Estávamos sentados na sala, diante da tevê ligada, rolando um telejornal. A Dora, sete anos recém-feitos, e eu, depois do banho de cada um e já jantados, aquele ambiente agradável de fim de dia comum. Lá para dentro de casa estavam a Julia e o Benjamim, a Dodó atenta ao jornal, eu dividindo a atenção, porque manuseava um livro, comprado naquele dia mesmo – o prezado leitor, se for leitor usual, imagina agora mesmo o prazer quase sensual de abrir pela primeira vez aquelas folhas, sorvendo discretamente o cheiro e vibrando com o livro em si, sua objetividade, seu peso nas mãos, a força de suas palavras, e com o livro em mim, os efeitos dele na minha imaginação, que antegozava já o passeio que ele me proporcionaria em seguida, uns dias depois, em algum momento enfim.
(Leitores contumazes compram livros e sempre supõem ter tempo para lê-los. Não é verdade que tenhamos esse tempo todo, mas isso não importa, ou importa pouco. A posse de um livro desejado tem algo de transcendental, porque nos conecta com a potência da inteligência, perdão pela rima, com a potência da vida futura: eu, de posse deste livro aqui, sou aquele que vai estar lá, em algum ponto dos dias por vir, e sou este que está agora aqui, eu sou os dois – e sou três, porque ao lê-lo vou também estar naquele outro tempo que o livro vai me sugerir, vai me impor: o tempo de um romance, que ocorre lá quando o autor imaginou e vai se transformar num tempo inédito para a minha vivência de leitor, por vicária que seja; o tempo de um ensaio ou dos poemas, quando somos fisgados para cima, para outra dimensão, vivendo na prática a suspensão do fluxo da vida cotidiana.)
Nada disso passava na minha cabeça, eu simplesmente estava ali feliz, quando ela pergunta para o ar: "Como é que vai ser quando chegar a minha vez?". Caio das nuvens, mais perigoso do que de um andar alto (Machado dixit), e pergunto: o que é, filha? "Olha ali, pai", e aponta para a tela, onde estava estampado um gráfico sobre desemprego, o locutor desfiando números que sugeriam o horror. Sim, há tanta gente desempregada, estamos em recessão – mas o que minha filhota de sete anos tem a ver com isso?
Ensaiei uma conversa pacificadora. Tentei não diminuir o problema social, mas quis sinalizar que... O quê, mesmo? Que ela, estudante de escola particular, filha de classe média confortável e formada, terá menos dificuldades, é aliás bem provável que para ela haja emprego em qualquer situação?
Tudo isso cruzou rápido pela minha cabeça, mas não saiu em forma de palavras. Tentei sorrir, fiz um carinho na mãozinha dela. Tudo se abrandou, e eu voltei ao livro, ela se manteve acesa na tela.
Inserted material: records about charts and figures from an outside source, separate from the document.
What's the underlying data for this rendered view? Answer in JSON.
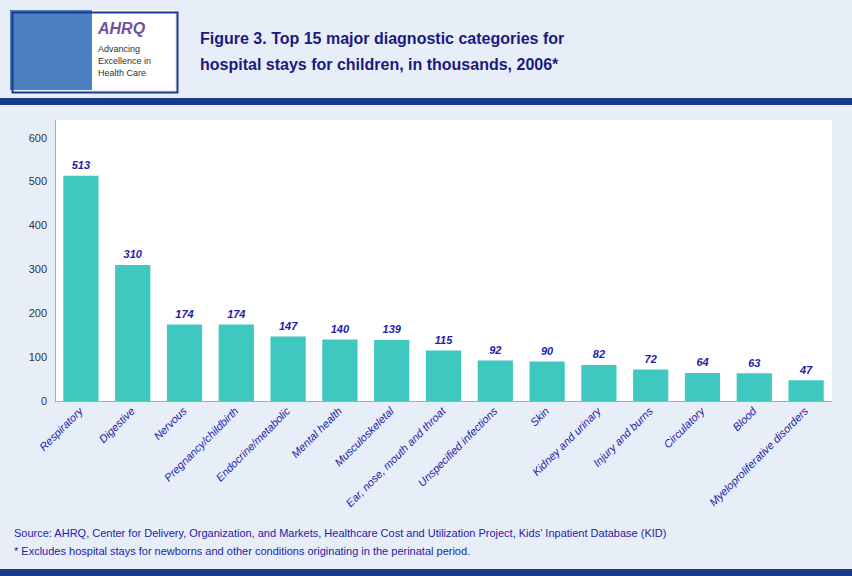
{
  "chart_data": {
    "type": "bar",
    "title": "Figure 3. Top 15 major diagnostic categories for\nhospital stays for children, in thousands, 2006*",
    "categories": [
      "Respiratory",
      "Digestive",
      "Nervous",
      "Pregnancy/childbirth",
      "Endocrine/metabolic",
      "Mental health",
      "Musculoskeletal",
      "Ear, nose, mouth and throat",
      "Unspecified infections",
      "Skin",
      "Kidney and urinary",
      "Injury and burns",
      "Circulatory",
      "Blood",
      "Myeloproliferative disorders"
    ],
    "values": [
      513,
      310,
      174,
      174,
      147,
      140,
      139,
      115,
      92,
      90,
      82,
      72,
      64,
      63,
      47
    ],
    "color": "#3EC8C0",
    "ylim": [
      0,
      640
    ],
    "yticks": [
      0,
      100,
      200,
      300,
      400,
      500,
      600
    ],
    "grid": false,
    "data_labels": true,
    "annotations": [
      "AHRQ",
      "Advancing",
      "Excellence in",
      "Health Care",
      "Source: AHRQ, Center for Delivery, Organization, and Markets, Healthcare Cost and Utilization Project, Kids' Inpatient Database (KID)",
      "* Excludes hospital stays for newborns and other conditions originating in the perinatal period."
    ]
  }
}
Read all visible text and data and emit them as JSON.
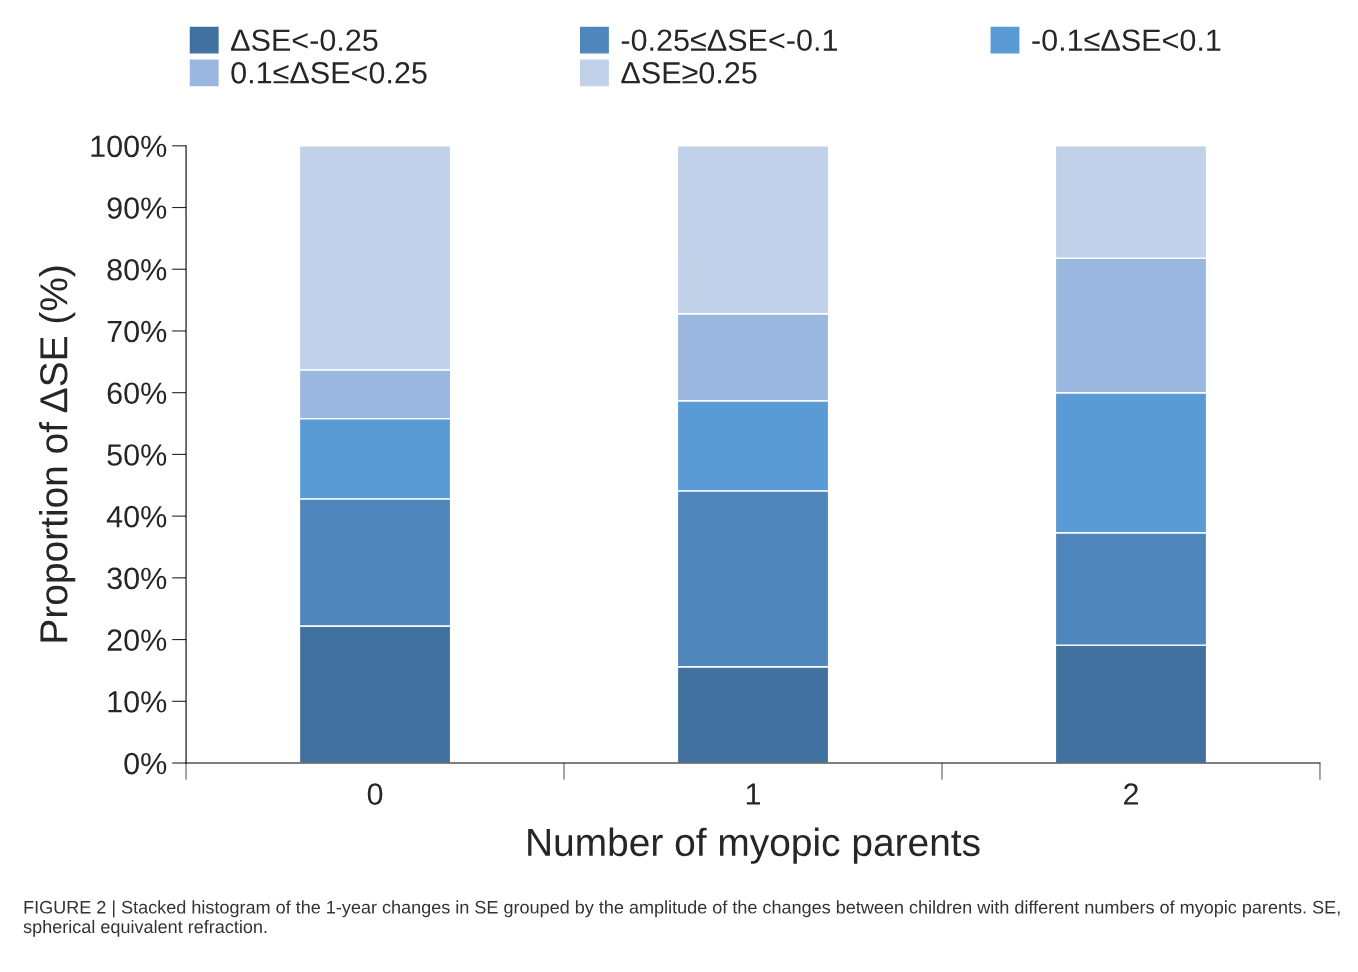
{
  "chart_data": {
    "type": "bar",
    "stacked": true,
    "xlabel": "Number of myopic parents",
    "ylabel": "Proportion of ΔSE (%)",
    "categories": [
      "0",
      "1",
      "2"
    ],
    "series": [
      {
        "name": "ΔSE<-0.25",
        "color": "#41729f",
        "values": [
          22.2,
          15.6,
          19.1
        ]
      },
      {
        "name": "-0.25≤ΔSE<-0.1",
        "color": "#4f87bd",
        "values": [
          20.6,
          28.5,
          18.2
        ]
      },
      {
        "name": "-0.1≤ΔSE<0.1",
        "color": "#5b9bd5",
        "values": [
          13.0,
          14.6,
          22.7
        ]
      },
      {
        "name": "0.1≤ΔSE<0.25",
        "color": "#9ab8df",
        "values": [
          7.9,
          14.1,
          21.8
        ]
      },
      {
        "name": "ΔSE≥0.25",
        "color": "#c0d1e9",
        "values": [
          36.3,
          27.2,
          18.2
        ]
      }
    ],
    "ylim": [
      0,
      100
    ],
    "yticks": [
      {
        "value": 0,
        "label": "0%"
      },
      {
        "value": 10,
        "label": "10%"
      },
      {
        "value": 20,
        "label": "20%"
      },
      {
        "value": 30,
        "label": "30%"
      },
      {
        "value": 40,
        "label": "40%"
      },
      {
        "value": 50,
        "label": "50%"
      },
      {
        "value": 60,
        "label": "60%"
      },
      {
        "value": 70,
        "label": "70%"
      },
      {
        "value": 80,
        "label": "80%"
      },
      {
        "value": 90,
        "label": "90%"
      },
      {
        "value": 100,
        "label": "100%"
      }
    ],
    "grid": false,
    "legend": "top",
    "annotations": [
      "FIGURE 2 | Stacked histogram of the 1-year changes in SE grouped by the amplitude of the changes between children with different numbers of myopic parents. SE, spherical equivalent refraction."
    ]
  }
}
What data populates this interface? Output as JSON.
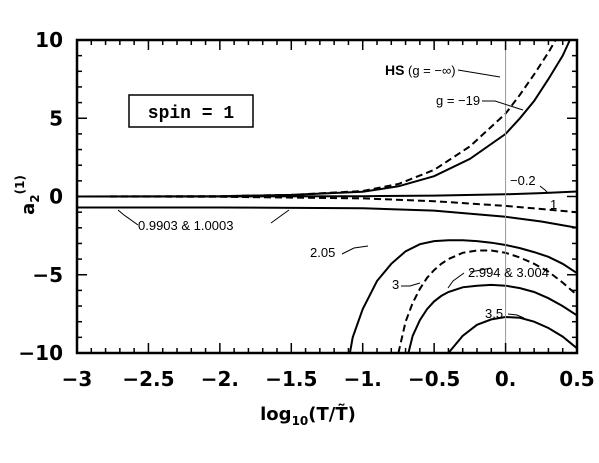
{
  "chart_data": {
    "type": "line",
    "title": "",
    "xlabel": "log10(T/T̃)",
    "ylabel": "a2(1)",
    "xlim": [
      -3,
      0.5
    ],
    "ylim": [
      -10,
      10
    ],
    "grid": false,
    "x_ticks": [
      -3,
      -2.5,
      -2,
      -1.5,
      -1,
      -0.5,
      0,
      0.5
    ],
    "x_tick_labels": [
      "−3",
      "−2.5",
      "−2.",
      "−1.5",
      "−1.",
      "−0.5",
      "0.",
      "0.5"
    ],
    "y_ticks": [
      -10,
      -5,
      0,
      5,
      10
    ],
    "y_tick_labels": [
      "−10",
      "−5",
      "0",
      "5",
      "10"
    ],
    "reference_line_x": 0,
    "box_label": "spin = 1",
    "series": [
      {
        "name": "HS (g = −∞)",
        "style": "dashed",
        "x": [
          -3,
          -2,
          -1.5,
          -1,
          -0.75,
          -0.5,
          -0.25,
          0,
          0.1,
          0.2,
          0.3,
          0.35
        ],
        "y": [
          0,
          0.02,
          0.1,
          0.35,
          0.8,
          1.7,
          3.2,
          5.3,
          6.5,
          7.8,
          9.2,
          10
        ]
      },
      {
        "name": "g = −19",
        "style": "solid",
        "x": [
          -3,
          -2,
          -1.5,
          -1,
          -0.75,
          -0.5,
          -0.25,
          0,
          0.1,
          0.2,
          0.3,
          0.4,
          0.45
        ],
        "y": [
          0,
          0.02,
          0.1,
          0.3,
          0.65,
          1.3,
          2.4,
          4.0,
          5.0,
          6.1,
          7.5,
          9.0,
          10
        ]
      },
      {
        "name": "−0.2",
        "style": "solid",
        "x": [
          -3,
          -2,
          -1,
          -0.5,
          0,
          0.25,
          0.5
        ],
        "y": [
          0,
          0,
          0.02,
          0.06,
          0.14,
          0.22,
          0.32
        ]
      },
      {
        "name": "−1",
        "style": "dashed",
        "x": [
          -3,
          -2,
          -1,
          -0.5,
          0,
          0.25,
          0.5
        ],
        "y": [
          0,
          -0.02,
          -0.12,
          -0.3,
          -0.6,
          -0.8,
          -1.0
        ]
      },
      {
        "name": "0.9903 & 1.0003",
        "style": "solid",
        "x": [
          -3,
          -2,
          -1,
          -0.5,
          0,
          0.25,
          0.5
        ],
        "y": [
          -0.7,
          -0.7,
          -0.75,
          -0.9,
          -1.3,
          -1.6,
          -2.0
        ]
      },
      {
        "name": "2.05",
        "style": "solid",
        "x": [
          -1.09,
          -1.07,
          -1.0,
          -0.9,
          -0.8,
          -0.7,
          -0.6,
          -0.5,
          -0.4,
          -0.3,
          -0.2,
          -0.1,
          0,
          0.1,
          0.2,
          0.3,
          0.4,
          0.5
        ],
        "y": [
          -10,
          -9.0,
          -7.2,
          -5.4,
          -4.3,
          -3.5,
          -3.05,
          -2.85,
          -2.8,
          -2.8,
          -2.85,
          -2.95,
          -3.1,
          -3.3,
          -3.55,
          -3.85,
          -4.3,
          -4.9
        ]
      },
      {
        "name": "3",
        "style": "dashed",
        "x": [
          -0.75,
          -0.7,
          -0.65,
          -0.6,
          -0.55,
          -0.5,
          -0.45,
          -0.4,
          -0.3,
          -0.2,
          -0.1,
          0,
          0.1,
          0.2,
          0.3,
          0.4,
          0.5
        ],
        "y": [
          -10,
          -8.0,
          -6.8,
          -5.9,
          -5.2,
          -4.7,
          -4.3,
          -4.0,
          -3.6,
          -3.45,
          -3.45,
          -3.6,
          -3.9,
          -4.3,
          -4.8,
          -5.5,
          -6.3
        ]
      },
      {
        "name": "2.994 & 3.004",
        "style": "solid",
        "x": [
          -0.68,
          -0.65,
          -0.6,
          -0.55,
          -0.5,
          -0.45,
          -0.4,
          -0.3,
          -0.2,
          -0.1,
          0,
          0.1,
          0.2,
          0.3,
          0.4,
          0.5
        ],
        "y": [
          -10,
          -8.9,
          -7.9,
          -7.2,
          -6.7,
          -6.35,
          -6.1,
          -5.8,
          -5.7,
          -5.65,
          -5.7,
          -5.85,
          -6.1,
          -6.5,
          -7.0,
          -7.6
        ]
      },
      {
        "name": "3.5",
        "style": "solid",
        "x": [
          -0.4,
          -0.3,
          -0.2,
          -0.1,
          0,
          0.1,
          0.2,
          0.3,
          0.4,
          0.5
        ],
        "y": [
          -10,
          -8.9,
          -8.2,
          -7.85,
          -7.7,
          -7.75,
          -8.0,
          -8.4,
          -8.95,
          -9.7
        ]
      }
    ],
    "annotations": [
      {
        "text": "HS",
        "x": 0,
        "y": 8.1
      },
      {
        "text": "(g = −∞)",
        "x": 0,
        "y": 8.1
      },
      {
        "text": "g = −19",
        "x": 0,
        "y": 6.1
      },
      {
        "text": "−0.2",
        "x": 0,
        "y": 0.9
      },
      {
        "text": "1",
        "x": 0,
        "y": -0.3
      },
      {
        "text": "0.9903 & 1.0003",
        "x": 0,
        "y": -1.7
      },
      {
        "text": "2.05",
        "x": 0,
        "y": -4.3
      },
      {
        "text": "3",
        "x": 0,
        "y": -5.7
      },
      {
        "text": "2.994 & 3.004",
        "x": 0,
        "y": -5.0
      },
      {
        "text": "3.5",
        "x": 0,
        "y": -7.5
      }
    ]
  }
}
E escuto, em seguida: "2017 vai ser o pior ano da minha vida!". Sim, exatamente essa frase, até com a exclamação. Mais uma vez pergunto: o quê, filha? E ela só aponta, com o controle remoto, para a tela. E lá mais um pequeno show de horrores – inflação, recuo na produção, corte no orçamento para educação e saúde, caos na segurança pública, extinção assassina das fundações estaduais de pesquisa –, desses horrores que a gente aprende a relativizar, a partir dos 10?, 15?, 20? de quantos anos?
Minha filha está crescendo num país ruim, num tempo horroroso, de crise econômica e social e governos mentirosos, fracos e ao mesmo tempo prepotentes. Nesses tempos, o horizonte se encurta e ficamos reféns do presente.
Dia seguinte li uma reportagem (na aeon.co) sobre as diferenças entre uma vida feliz e uma vida "meaningful", significativa. E melhorei de astral: entre outras coisas relevantes, um dado é essencial para uma vida fazer sentido – conectar passado e futuro com o presente. Não se trata de fuga: é uma busca.